Elle ne pouvait plus lutter contre l’appel de ses pleures, et dû se caler dans une ruelle afin de ne pas avoir d’accident à cause de ses larmes lui obstruant la vue. Elle espérait pouvoir passer une bonne journée en compagnie du seul Soleil, généreux en rayon de lumière, mais c’était peine perdue dans une ville pareille. La pensée de s’en aller, de fuir tous ces gens commença à germer dans son esprit. Si elle allait ailleurs, peut-être serait-elle vraiment plus heureuse et qu’on cesserait de la juger ainsi.

« Fuir… ? Ce n’est pas ainsi que je t’ai élevé, ma fille. Je t’ai appris le courage, la

détermination. Ce sont des valeurs de vie que je juge suffisamment importantes pour te voir les mettre en œuvre. Je t’ai appris à devenir une femme forte qui ne se laisse pas abattre, alors continue de toujours croire en toi. »

Cette toute petite voix qui résonnait en elle avec autant de violence, n’était autre que celle de son cher papa. Ruko à la mort de son père, avait emprunté cette habitude de se souvenir de ses enseignements lorsque le doute s’installait dans son coeur. Il était resté son seul repère fiable dans cette vie, son moteur qui l’empêchait de laisser tomber à chaque fois qu’on la traînait dans la boue.
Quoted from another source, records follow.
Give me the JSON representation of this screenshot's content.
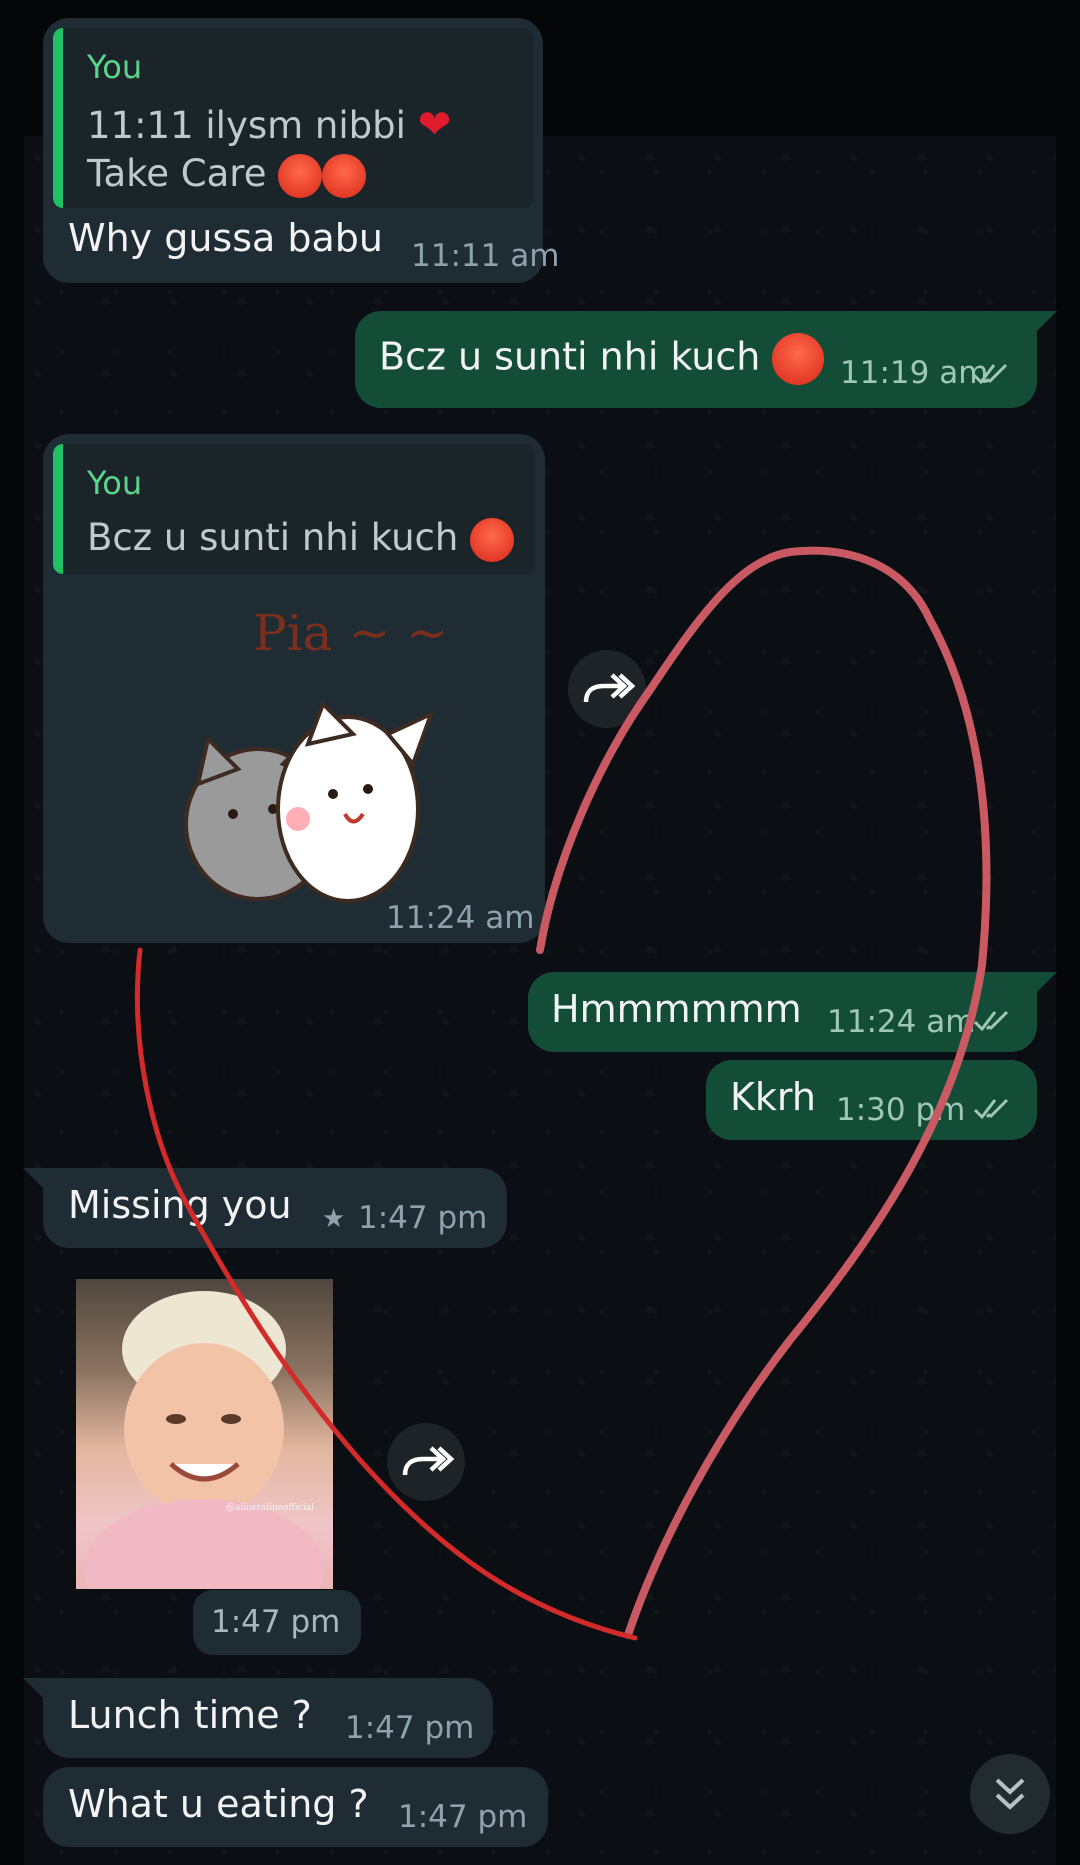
{
  "messages": [
    {
      "quote_author": "You",
      "quote_line1": "11:11 ilysm nibbi",
      "quote_line2": "Take Care",
      "text": "Why gussa babu",
      "time": "11:11 am"
    },
    {
      "text": "Bcz u sunti nhi kuch",
      "time": "11:19 am"
    },
    {
      "quote_author": "You",
      "quote_line1": "Bcz u sunti nhi kuch",
      "sticker_text": "Pia ~ ~",
      "time": "11:24 am"
    },
    {
      "text": "Hmmmmmm",
      "time": "11:24 am"
    },
    {
      "text": "Kkrh",
      "time": "1:30 pm"
    },
    {
      "text": "Missing you",
      "time": "1:47 pm",
      "starred": true
    },
    {
      "photo_watermark": "@alinetalineofficial",
      "time": "1:47 pm"
    },
    {
      "text": "Lunch time ?",
      "time": "1:47 pm"
    },
    {
      "text": "What u eating ?",
      "time": "1:47 pm"
    }
  ],
  "colors": {
    "incoming_bubble": "#202c33",
    "outgoing_bubble": "#144d37",
    "quote_bar": "#21c063",
    "quote_name": "#5cd38a",
    "annotation_stroke": "#c95a63"
  },
  "icons": {
    "forward": "forward-arrow-icon",
    "read_receipt": "double-check-icon",
    "star": "star-icon",
    "scroll_down": "double-chevron-down-icon"
  }
}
Elle se souvenait très exactement du timbre de sa voix, de ce sourire qui inondait chaque fois son visage lorsqu’il lui donnait ce genre de conseil. Quelque part, elle le savait, il adorait lui enseigner ce genre de chose. Et elle, aimait entendre ses mots réconfortant.

De son vivant, son père avait été la seule personne à réellement croire en elle ainsi qu’en ses capacités. C’était grâce à cet homme que la jeune femme était devenue aussi forte, grâce à son soutien constant.

C’est vrai. Une fois de plus tu as encore raison, papa. Excuse-moi d’avoir flanché quelques instants, je resterais forte comme tu as toujours voulu que je sois. Tu verras, rien ne m’empêcheras de profiter de ma journée. Déclara Ruko en se séchant les yeux d’un mouvement de manche, tentant tant bien que mal de retrouver un semblant de sourire.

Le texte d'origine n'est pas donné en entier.